WASHINGTON, D.C. – Today, Congresswoman Alma Adams (NC-12), chair of the House Education & Labor Committee Subcommittee on Workforce Protections, voted for H.R. 2062, the Protecting Older Workers Against Discrimination Act, which restores critical, well-established workplace protections for older Americans that were weakened in 2009 by the Supreme Court. With this important legislation, Congress is standing up for older workers facing age discrimination and empowering them to hold their employers accountable for unfair practices.

Video of Rep. Adams’ floor remarks is available here.

“Though House Democrats continue to work for an end to the pandemic, COVID-19 has changed the American Workforce,” said Congresswoman Adams. “People from all walks of life have suffered. Older Americans in the workforce continue to feel the fallout from the coronavirus. The perception that older workers are not as valuable as their younger counterparts persists. The myth that older workers are unproductive and costly persists. The idea that older Americans do not value their careers, their job, or their work persists. Because of these challenges, older workers are more likely to remain out of the workforce when they lose a job. Age discrimination is a real threat to our workforce, but it doesn’t have to be that way.

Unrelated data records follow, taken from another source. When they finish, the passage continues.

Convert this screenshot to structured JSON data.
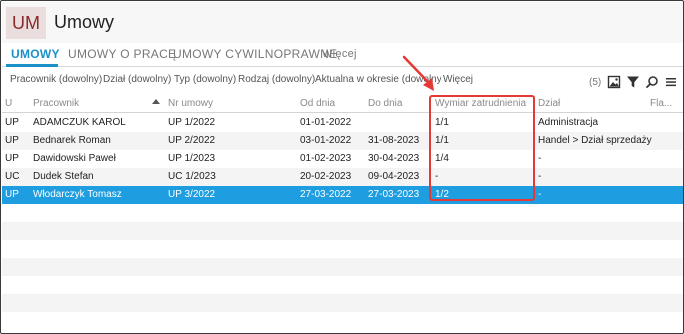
{
  "app": {
    "badge": "UM",
    "title": "Umowy"
  },
  "tabs": [
    {
      "label": "UMOWY",
      "active": true
    },
    {
      "label": "UMOWY O PRACĘ",
      "active": false
    },
    {
      "label": "UMOWY CYWILNOPRAWNE",
      "active": false
    },
    {
      "label": "Więcej",
      "active": false
    }
  ],
  "filters": {
    "items": [
      "Pracownik (dowolny)",
      "Dział (dowolny)",
      "Typ (dowolny)",
      "Rodzaj (dowolny)",
      "Aktualna w okresie (dowolny)",
      "Więcej"
    ],
    "count": "(5)"
  },
  "table": {
    "columns": [
      "U",
      "Pracownik",
      "Nr umowy",
      "Od dnia",
      "Do dnia",
      "Wymiar zatrudnienia",
      "Dział",
      "Fla..."
    ],
    "rows": [
      {
        "cells": [
          "UP",
          "ADAMCZUK KAROL",
          "UP 1/2022",
          "01-01-2022",
          "",
          "1/1",
          "Administracja",
          ""
        ],
        "selected": false
      },
      {
        "cells": [
          "UP",
          "Bednarek Roman",
          "UP 2/2022",
          "03-01-2022",
          "31-08-2023",
          "1/1",
          "Handel > Dział sprzedaży",
          ""
        ],
        "selected": false
      },
      {
        "cells": [
          "UP",
          "Dawidowski Paweł",
          "UP 1/2023",
          "01-02-2023",
          "30-04-2023",
          "1/4",
          "-",
          ""
        ],
        "selected": false
      },
      {
        "cells": [
          "UC",
          "Dudek Stefan",
          "UC 1/2023",
          "20-02-2023",
          "09-04-2023",
          "-",
          "-",
          ""
        ],
        "selected": false
      },
      {
        "cells": [
          "UP",
          "Włodarczyk Tomasz",
          "UP 3/2022",
          "27-03-2022",
          "27-03-2023",
          "1/2",
          "-",
          ""
        ],
        "selected": true
      }
    ]
  },
  "colors": {
    "accent": "#1b8fc7",
    "selected_row": "#1e9ee0",
    "highlight": "#e53935",
    "badge_bg": "#e9dddd",
    "badge_text": "#8a2b2b"
  },
  "icons": [
    "image-export-icon",
    "filter-icon",
    "search-icon",
    "menu-icon",
    "sort-up-icon",
    "annotation-arrow-icon"
  ]
}
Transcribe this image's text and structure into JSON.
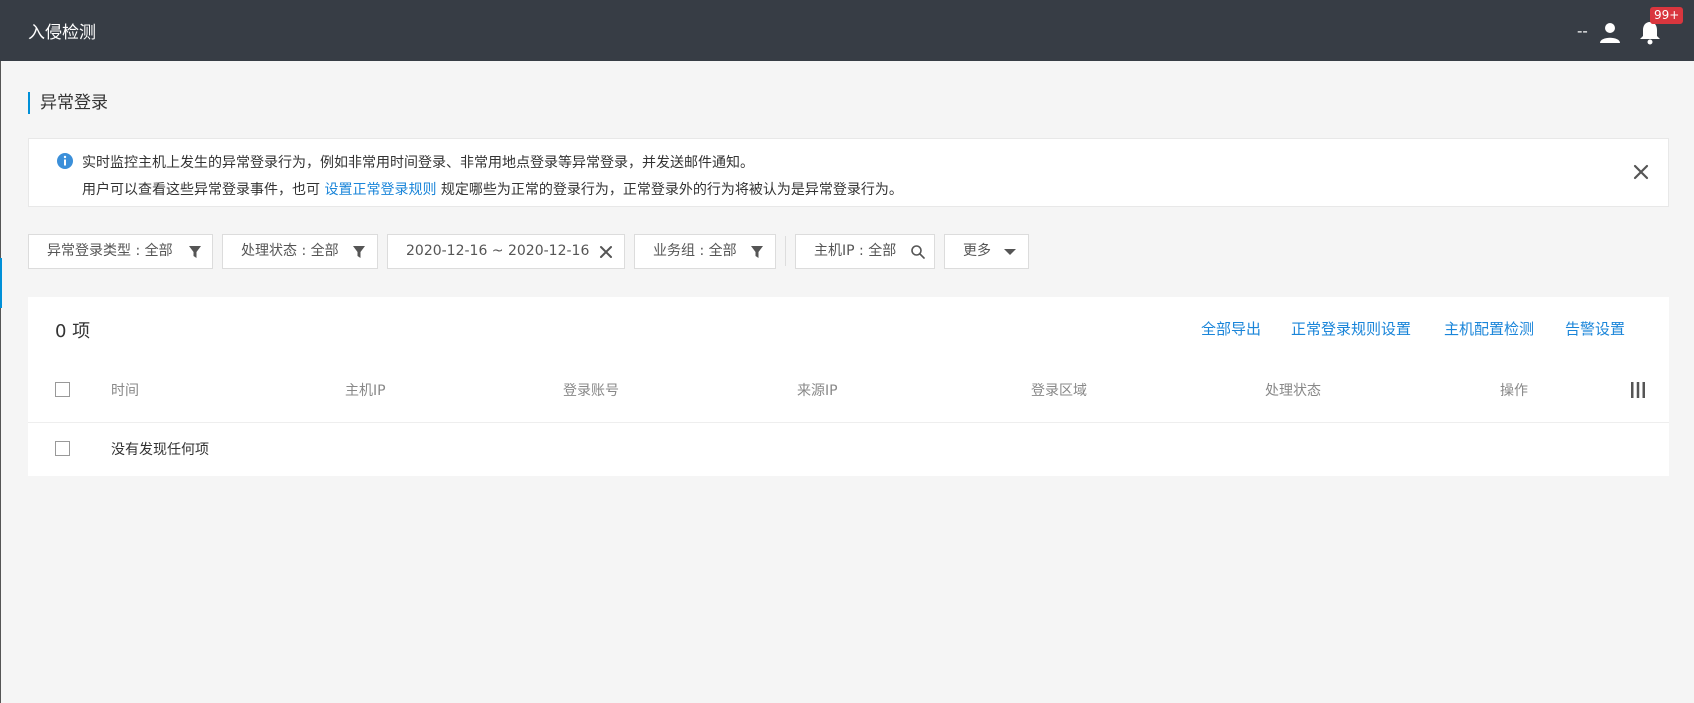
{
  "header": {
    "title": "入侵检测",
    "user_text": "--",
    "notification_badge": "99+"
  },
  "page": {
    "title": "异常登录"
  },
  "info": {
    "line1": "实时监控主机上发生的异常登录行为，例如非常用时间登录、非常用地点登录等异常登录，并发送邮件通知。",
    "line2_prefix": "用户可以查看这些异常登录事件，也可",
    "line2_link": "设置正常登录规则",
    "line2_suffix": "规定哪些为正常的登录行为，正常登录外的行为将被认为是异常登录行为。"
  },
  "filters": {
    "type": "异常登录类型 : 全部",
    "status": "处理状态 : 全部",
    "date_range": "2020-12-16 ~ 2020-12-16",
    "business_group": "业务组 : 全部",
    "host_ip": "主机IP : 全部",
    "more": "更多"
  },
  "table": {
    "count": "0 项",
    "actions": {
      "export_all": "全部导出",
      "login_rules": "正常登录规则设置",
      "host_config": "主机配置检测",
      "alert_settings": "告警设置"
    },
    "columns": [
      "时间",
      "主机IP",
      "登录账号",
      "来源IP",
      "登录区域",
      "处理状态",
      "操作"
    ],
    "empty_text": "没有发现任何项"
  },
  "colors": {
    "topbar": "#373d45",
    "accent": "#0090d8",
    "link": "#1a85d9",
    "badge": "#d9363e"
  },
  "icons": [
    "user-icon",
    "bell-icon",
    "info-icon",
    "close-icon",
    "filter-icon",
    "search-icon",
    "caret-down-icon",
    "column-settings-icon"
  ]
}
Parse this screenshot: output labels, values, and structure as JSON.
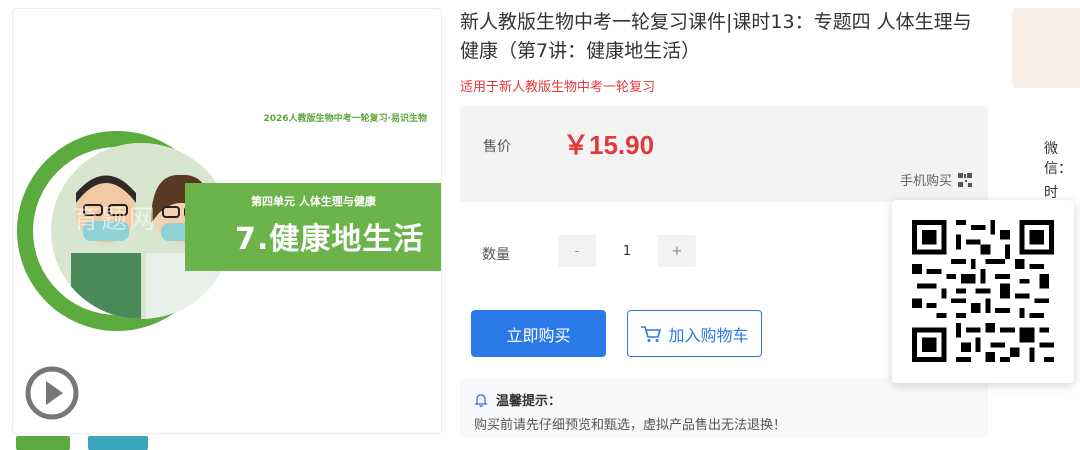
{
  "product": {
    "title": "新人教版生物中考一轮复习课件|课时13：专题四 人体生理与健康（第7讲：健康地生活）",
    "subtitle": "适用于新人教版生物中考一轮复习"
  },
  "cover": {
    "series": "2026人教版生物中考一轮复习·易识生物",
    "unit": "第四单元  人体生理与健康",
    "lesson": "7.健康地生活",
    "watermark": "育题网"
  },
  "price": {
    "label": "售价",
    "value": "￥15.90",
    "mobile_buy": "手机购买"
  },
  "quantity": {
    "label": "数量",
    "minus": "-",
    "plus": "+",
    "value": "1"
  },
  "actions": {
    "buy": "立即购买",
    "cart": "加入购物车"
  },
  "tip": {
    "title": "温馨提示：",
    "text": "购买前请先仔细预览和甄选，虚拟产品售出无法退换！"
  },
  "side": {
    "wechat": "微信：",
    "time": "时间：",
    "colon": ":"
  },
  "colors": {
    "accent_blue": "#2b79e8",
    "price_red": "#e4393c",
    "cover_green": "#6bb34a"
  }
}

“That’s why the Protecting Older Workers Against Discrimination Act, is so important. Older workers need specific protection under the law! As we look ahead to a stronger economy and upcoming legislation, I urge you to remember the importance of older workers to our economy, workforce, and our families,” Adams concluded.

Before the Supreme Court’s ruling in Gross v. FBL Financial Services Inc., older workers alleging age discrimination in the workplace had to prove that age was simply one of the motivating factors behind the discrimination.  This is the same burden of proof faced by those alleging discrimination on the basis of race, sex, national origin or religion.

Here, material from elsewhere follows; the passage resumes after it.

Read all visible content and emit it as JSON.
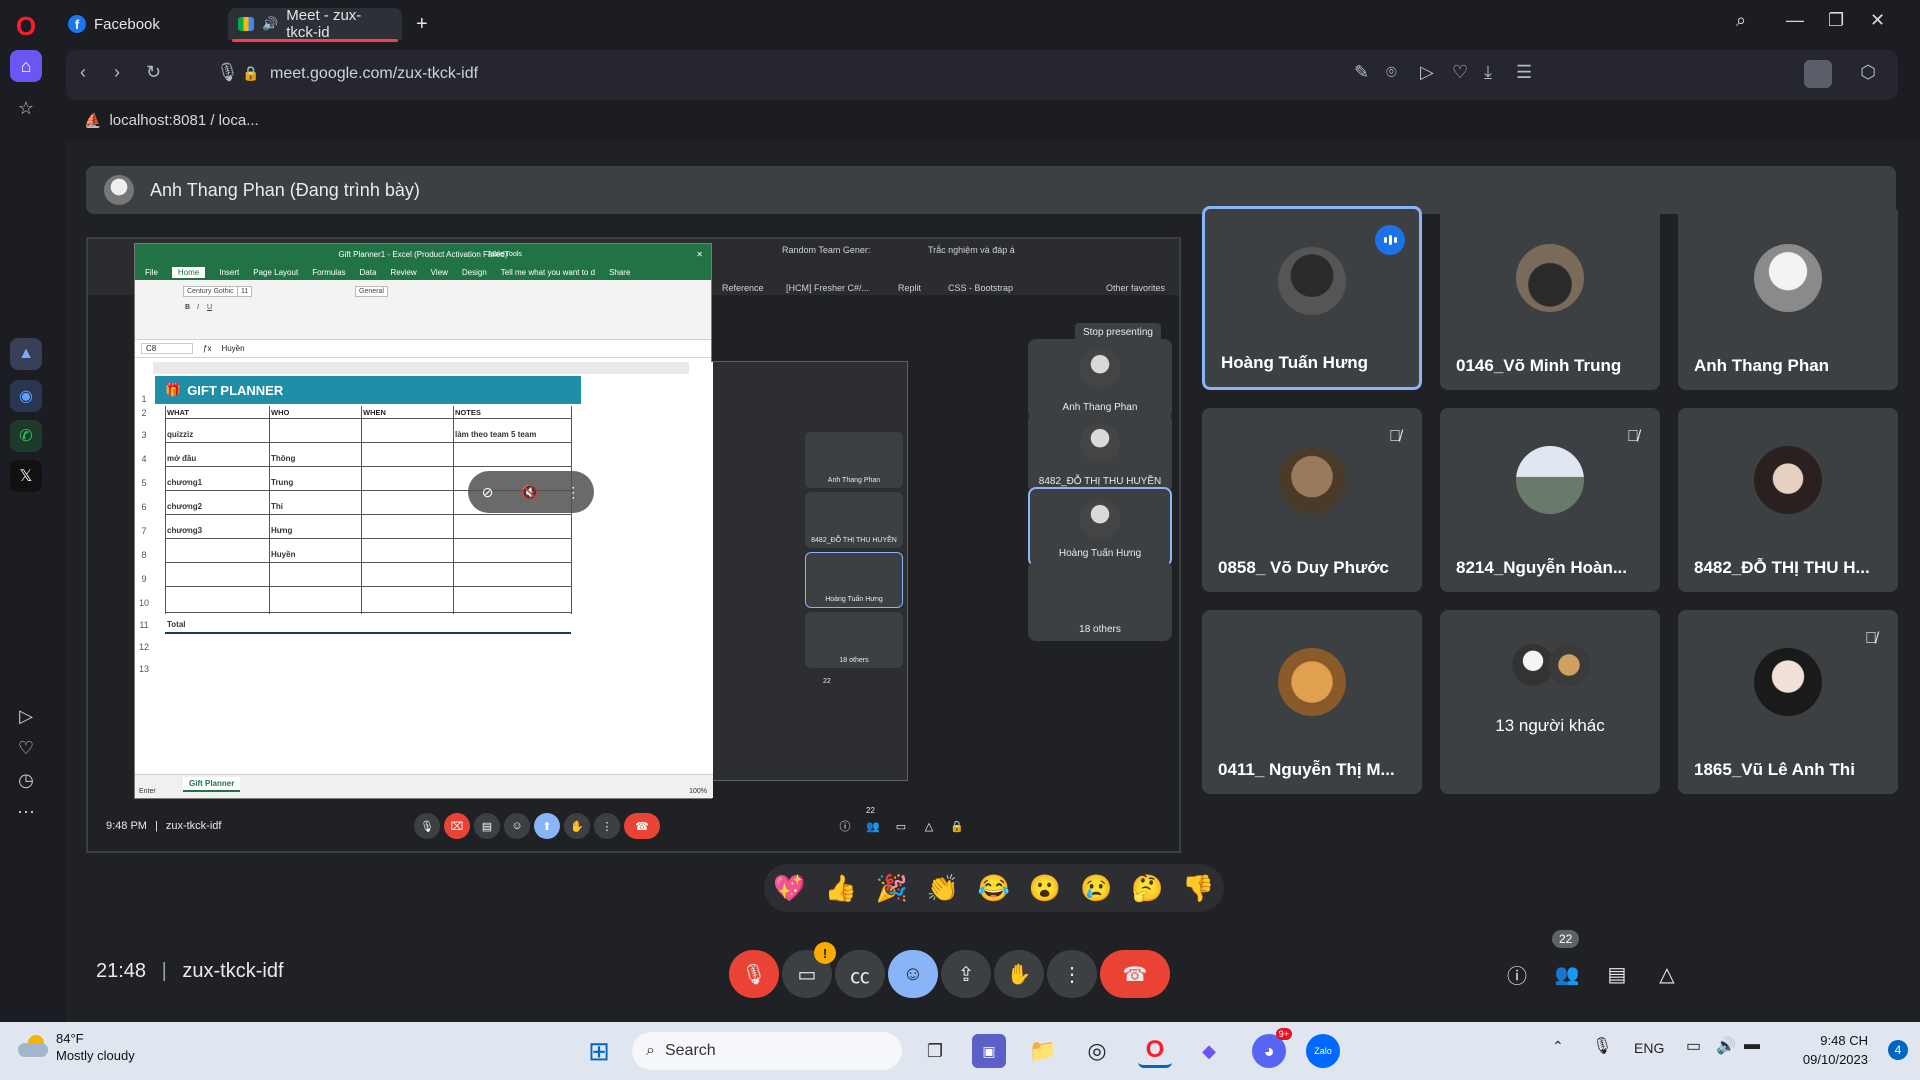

However, in 2009, the Court upended decades of legal precedent by imposing a much higher burden of proof for older workers, requiring them to prove that age was the decisive and determinative cause of the discrimination.  This bill would restore the standard for older workers back to the pre-2009 level – the same burden of proof required of all other workers alleging employment discrimination – and make it easier for older workers discriminated against to seek recourse in court.

Stronger protections against age discrimination will not only protect older workers, but they will also grow the workforce and strengthen the economy.  A 2018 AARP survey found that three in five workers age 45 and older had seen or experienced discrimination in the workplace.  Moreover, a study produced by AARP and Economist Intelligence Unit found that the United States missed out on a potential $850 billion in GDP in 2018 because older workers were denied opportunities to remain in or re-enter the labor force, switch jobs or be promoted within their organization.

In the 116th Congress, the House passed a nearly identical bill with a strong bipartisan vote.